Rel=Canonical Doesn’t Solve International SEO Problems

In what way does the rel=canonical tag solve any international SEO problems?

I’m really confused on this one; some SEOs are suggesting that this tag in some way helps with duplicate content issues with same-language content, targeted at different countries. I have heard this at a conference too.

The rel=canonical tag states which page, of any number, is the official source of the content. This is great for if there are URLs that sometime have parameters on the end of them, which can cause dupe content issues, or if you publish the same content across a number of domains but have a particular versions that you want to rank, with all the link juice that the copies may have attracted.

I get that.

How can that help with international SEO?

It cannot.

Let’s say I have a piece of German language content that I want to serve to users in Germany, users in Austria, and users in Switzerland. Now let’s say that this content is very similar, and sits within:

  • mysite.com/de/content/ (with the /de/ folder correctly geo-targeted to Germany)
  • mysite.com/at/content/ (with the /at/ folder correctly geo-targeted to Austria)
  • mysite.com/ch/content/( with the /ch/ folder correctly geo-targeted to Switzerland)

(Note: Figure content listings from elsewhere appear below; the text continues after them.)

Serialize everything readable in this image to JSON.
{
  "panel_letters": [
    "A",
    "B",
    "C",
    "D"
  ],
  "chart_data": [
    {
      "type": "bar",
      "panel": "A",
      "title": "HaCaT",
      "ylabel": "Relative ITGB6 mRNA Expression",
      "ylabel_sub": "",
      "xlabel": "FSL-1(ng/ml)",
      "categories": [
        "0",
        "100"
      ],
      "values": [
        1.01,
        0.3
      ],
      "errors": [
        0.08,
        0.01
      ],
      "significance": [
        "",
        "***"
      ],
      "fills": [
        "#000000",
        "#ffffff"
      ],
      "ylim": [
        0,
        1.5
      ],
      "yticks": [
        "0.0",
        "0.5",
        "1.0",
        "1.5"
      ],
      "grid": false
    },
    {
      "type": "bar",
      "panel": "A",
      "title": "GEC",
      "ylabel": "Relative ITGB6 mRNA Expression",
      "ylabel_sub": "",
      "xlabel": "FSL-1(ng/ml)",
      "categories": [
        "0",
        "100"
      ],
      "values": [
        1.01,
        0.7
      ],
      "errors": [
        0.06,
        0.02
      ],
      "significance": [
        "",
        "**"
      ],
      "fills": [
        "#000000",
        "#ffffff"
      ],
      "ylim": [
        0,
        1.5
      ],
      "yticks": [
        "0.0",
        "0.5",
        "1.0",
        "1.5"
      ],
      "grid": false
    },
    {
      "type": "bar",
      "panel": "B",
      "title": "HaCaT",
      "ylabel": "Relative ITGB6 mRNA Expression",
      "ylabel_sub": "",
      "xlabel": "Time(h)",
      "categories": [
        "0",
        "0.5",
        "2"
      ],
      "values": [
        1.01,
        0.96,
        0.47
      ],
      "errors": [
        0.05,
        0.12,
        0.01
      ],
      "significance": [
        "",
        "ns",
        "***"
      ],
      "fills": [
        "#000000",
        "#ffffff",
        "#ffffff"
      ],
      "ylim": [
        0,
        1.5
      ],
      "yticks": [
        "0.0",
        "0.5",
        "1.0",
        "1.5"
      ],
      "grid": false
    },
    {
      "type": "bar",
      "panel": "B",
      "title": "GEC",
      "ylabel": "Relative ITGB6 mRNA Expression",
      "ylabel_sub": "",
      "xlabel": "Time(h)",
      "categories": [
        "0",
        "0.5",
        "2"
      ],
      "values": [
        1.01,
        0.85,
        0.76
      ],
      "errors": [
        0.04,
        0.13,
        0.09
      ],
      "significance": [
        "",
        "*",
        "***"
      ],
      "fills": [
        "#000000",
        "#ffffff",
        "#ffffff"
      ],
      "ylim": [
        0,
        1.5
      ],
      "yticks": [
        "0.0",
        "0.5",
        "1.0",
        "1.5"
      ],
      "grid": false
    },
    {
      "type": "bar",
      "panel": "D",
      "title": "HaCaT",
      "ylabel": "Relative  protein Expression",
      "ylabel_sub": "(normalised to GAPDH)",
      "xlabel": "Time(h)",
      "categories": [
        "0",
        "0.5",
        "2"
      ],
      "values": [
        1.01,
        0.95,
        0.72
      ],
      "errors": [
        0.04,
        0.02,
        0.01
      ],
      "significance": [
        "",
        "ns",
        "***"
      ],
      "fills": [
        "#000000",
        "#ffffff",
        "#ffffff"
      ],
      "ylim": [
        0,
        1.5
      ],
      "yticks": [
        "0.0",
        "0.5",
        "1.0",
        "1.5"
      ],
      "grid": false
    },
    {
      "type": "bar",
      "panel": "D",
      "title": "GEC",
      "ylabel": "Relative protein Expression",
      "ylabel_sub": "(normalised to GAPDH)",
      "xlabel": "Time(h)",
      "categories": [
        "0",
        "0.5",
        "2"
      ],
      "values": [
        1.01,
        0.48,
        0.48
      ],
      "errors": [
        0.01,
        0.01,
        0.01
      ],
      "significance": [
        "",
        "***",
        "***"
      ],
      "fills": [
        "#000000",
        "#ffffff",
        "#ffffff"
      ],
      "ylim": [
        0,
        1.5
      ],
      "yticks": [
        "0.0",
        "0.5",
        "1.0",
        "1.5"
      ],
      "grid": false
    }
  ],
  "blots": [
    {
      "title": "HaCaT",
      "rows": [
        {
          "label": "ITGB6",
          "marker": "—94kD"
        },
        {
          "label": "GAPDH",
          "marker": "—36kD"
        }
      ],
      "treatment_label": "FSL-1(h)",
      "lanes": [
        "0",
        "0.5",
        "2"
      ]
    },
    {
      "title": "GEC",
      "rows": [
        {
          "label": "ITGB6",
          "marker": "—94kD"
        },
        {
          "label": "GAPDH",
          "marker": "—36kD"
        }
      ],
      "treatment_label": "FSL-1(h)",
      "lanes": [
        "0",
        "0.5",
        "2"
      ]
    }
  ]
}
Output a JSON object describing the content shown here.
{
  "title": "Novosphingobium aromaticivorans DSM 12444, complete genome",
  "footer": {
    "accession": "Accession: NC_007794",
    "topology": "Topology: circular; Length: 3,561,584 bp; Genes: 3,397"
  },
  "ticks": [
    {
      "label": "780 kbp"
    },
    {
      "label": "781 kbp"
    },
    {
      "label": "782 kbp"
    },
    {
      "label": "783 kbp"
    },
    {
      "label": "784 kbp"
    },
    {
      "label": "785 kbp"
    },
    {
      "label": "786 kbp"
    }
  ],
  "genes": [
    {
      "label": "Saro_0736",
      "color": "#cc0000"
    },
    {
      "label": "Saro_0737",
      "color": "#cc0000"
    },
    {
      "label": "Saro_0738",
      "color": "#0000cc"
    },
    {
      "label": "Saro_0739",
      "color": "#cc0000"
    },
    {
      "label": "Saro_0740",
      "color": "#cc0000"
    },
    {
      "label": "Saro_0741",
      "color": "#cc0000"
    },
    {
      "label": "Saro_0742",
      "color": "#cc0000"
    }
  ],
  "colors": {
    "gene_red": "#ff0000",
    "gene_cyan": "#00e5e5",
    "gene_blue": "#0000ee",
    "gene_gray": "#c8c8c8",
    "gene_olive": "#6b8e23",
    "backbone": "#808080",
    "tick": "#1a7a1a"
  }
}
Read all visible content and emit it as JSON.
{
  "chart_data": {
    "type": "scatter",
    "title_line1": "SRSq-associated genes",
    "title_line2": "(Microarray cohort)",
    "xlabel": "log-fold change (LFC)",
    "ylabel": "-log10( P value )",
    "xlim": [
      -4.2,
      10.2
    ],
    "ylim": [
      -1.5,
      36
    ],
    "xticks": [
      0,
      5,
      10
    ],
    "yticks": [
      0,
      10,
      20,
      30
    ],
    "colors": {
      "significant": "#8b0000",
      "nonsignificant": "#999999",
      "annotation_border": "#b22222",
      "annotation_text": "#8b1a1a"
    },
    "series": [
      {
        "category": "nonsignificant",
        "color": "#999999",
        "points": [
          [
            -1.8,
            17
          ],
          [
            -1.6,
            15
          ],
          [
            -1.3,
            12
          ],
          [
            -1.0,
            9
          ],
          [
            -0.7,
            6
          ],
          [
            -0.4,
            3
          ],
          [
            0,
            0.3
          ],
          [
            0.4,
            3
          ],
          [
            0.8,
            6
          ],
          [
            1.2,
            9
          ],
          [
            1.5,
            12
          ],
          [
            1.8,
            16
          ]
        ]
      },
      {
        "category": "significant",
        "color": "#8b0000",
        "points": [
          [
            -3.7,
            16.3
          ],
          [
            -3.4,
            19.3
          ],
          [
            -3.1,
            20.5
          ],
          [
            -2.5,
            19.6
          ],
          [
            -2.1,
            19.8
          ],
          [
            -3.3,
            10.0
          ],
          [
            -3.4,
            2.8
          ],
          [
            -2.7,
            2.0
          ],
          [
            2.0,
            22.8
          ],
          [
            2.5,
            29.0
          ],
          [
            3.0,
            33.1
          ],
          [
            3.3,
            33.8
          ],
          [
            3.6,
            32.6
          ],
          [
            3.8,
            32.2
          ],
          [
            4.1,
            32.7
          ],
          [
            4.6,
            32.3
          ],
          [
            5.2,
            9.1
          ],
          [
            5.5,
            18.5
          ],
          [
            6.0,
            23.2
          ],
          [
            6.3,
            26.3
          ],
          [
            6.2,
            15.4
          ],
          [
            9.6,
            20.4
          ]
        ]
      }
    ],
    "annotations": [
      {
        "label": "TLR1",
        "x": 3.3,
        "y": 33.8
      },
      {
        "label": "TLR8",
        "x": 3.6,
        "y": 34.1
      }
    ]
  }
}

I now potentially have the problem where the one page ranks in Google.de, Google.at and Google.ch because one page has been picked as the original, and the others have been classed as duplicates. I could now be sending all German, Austrian and Swiss users to one site, and this page may not rank very well in the two versions of Google that do not relate to its location.

In what way is the rel=canonical tag going to help me here? I could consolidate all the links that these pages have, but that would ensure that the wrong page ranks in two of the three countries (if it ranks at all in those countries). Instead of hoping that the right page ranks, I am ensuring that Google consolidates the three pages to one.

This would be the case whether you are using country specific sub-folders, sub-domains, or ccTLDs for your “international SEO strategy”.

Where is the Confusion?

Google suggest using the tag as an alternative to 301 redirects, which is the way they want you to deal with duplicate content if you cannot implement redirects. You would not effectively redirect all your same-language content to one place would you? No.

What’s the solution?

There are three things you need to do:

  • Make these pages unique
  • Geo-target their locations
  • Build localised links to these pages

Leave the canonical tag out of these discussions, please.

Flickr image via lougedo

4 Responses to “Rel=Canonical Doesn’t Solve International SEO Problems”

  1. kelvinnewman says:

    Like i said in our post, having unique content for each variation is always going to be the best option.

    But if you have 10k pages it’s going to be difficult to scale the process of making them all unique. I think the rel canon can be a good hack or work-round, do you not think it could work in that kind of situation?

  2. Rob Green says:

    @kelvinnewman – apologies if i sound like I am calling you out specifically. I have heard this more than once, not just from you.

    By using the canonical tag you ensuring that one version of a particular language content will never rank, in any engines.

    The point of being a business that operates in more than one country is that you have a website that has content that can be shown to users in all of those countries. The canonical tag can solve duplicate content issues, but should be used to canonicalise two pages aimed at different markets, in my opinion.

    If I operated in the UK and US (for instance), and used the canonical tag to point all the US pages to their UK equivalents, people searching in the US would never see the US pages, and the UK pages would never rank very well in the US SERPs.

  3. Dan says:

    Both Google and Yahoo have said having the same content on multiple ccTLDs isn’t an issue.

    So for example I guess if you have only one domain hosting US, UK and Australian content that’s pretty much identical, you can get around it by geo-targeting the sub-folders appropriately.

    Source: http://www.seomoz.org/blog/new-info-from-google-and-yahoo-tilts-the-geotargeting-balance

  4. tiroir says:

    Hi Rob,

    Don’t be confused, I bet they just came across some mess of duplicate content as can easily happen on international websites.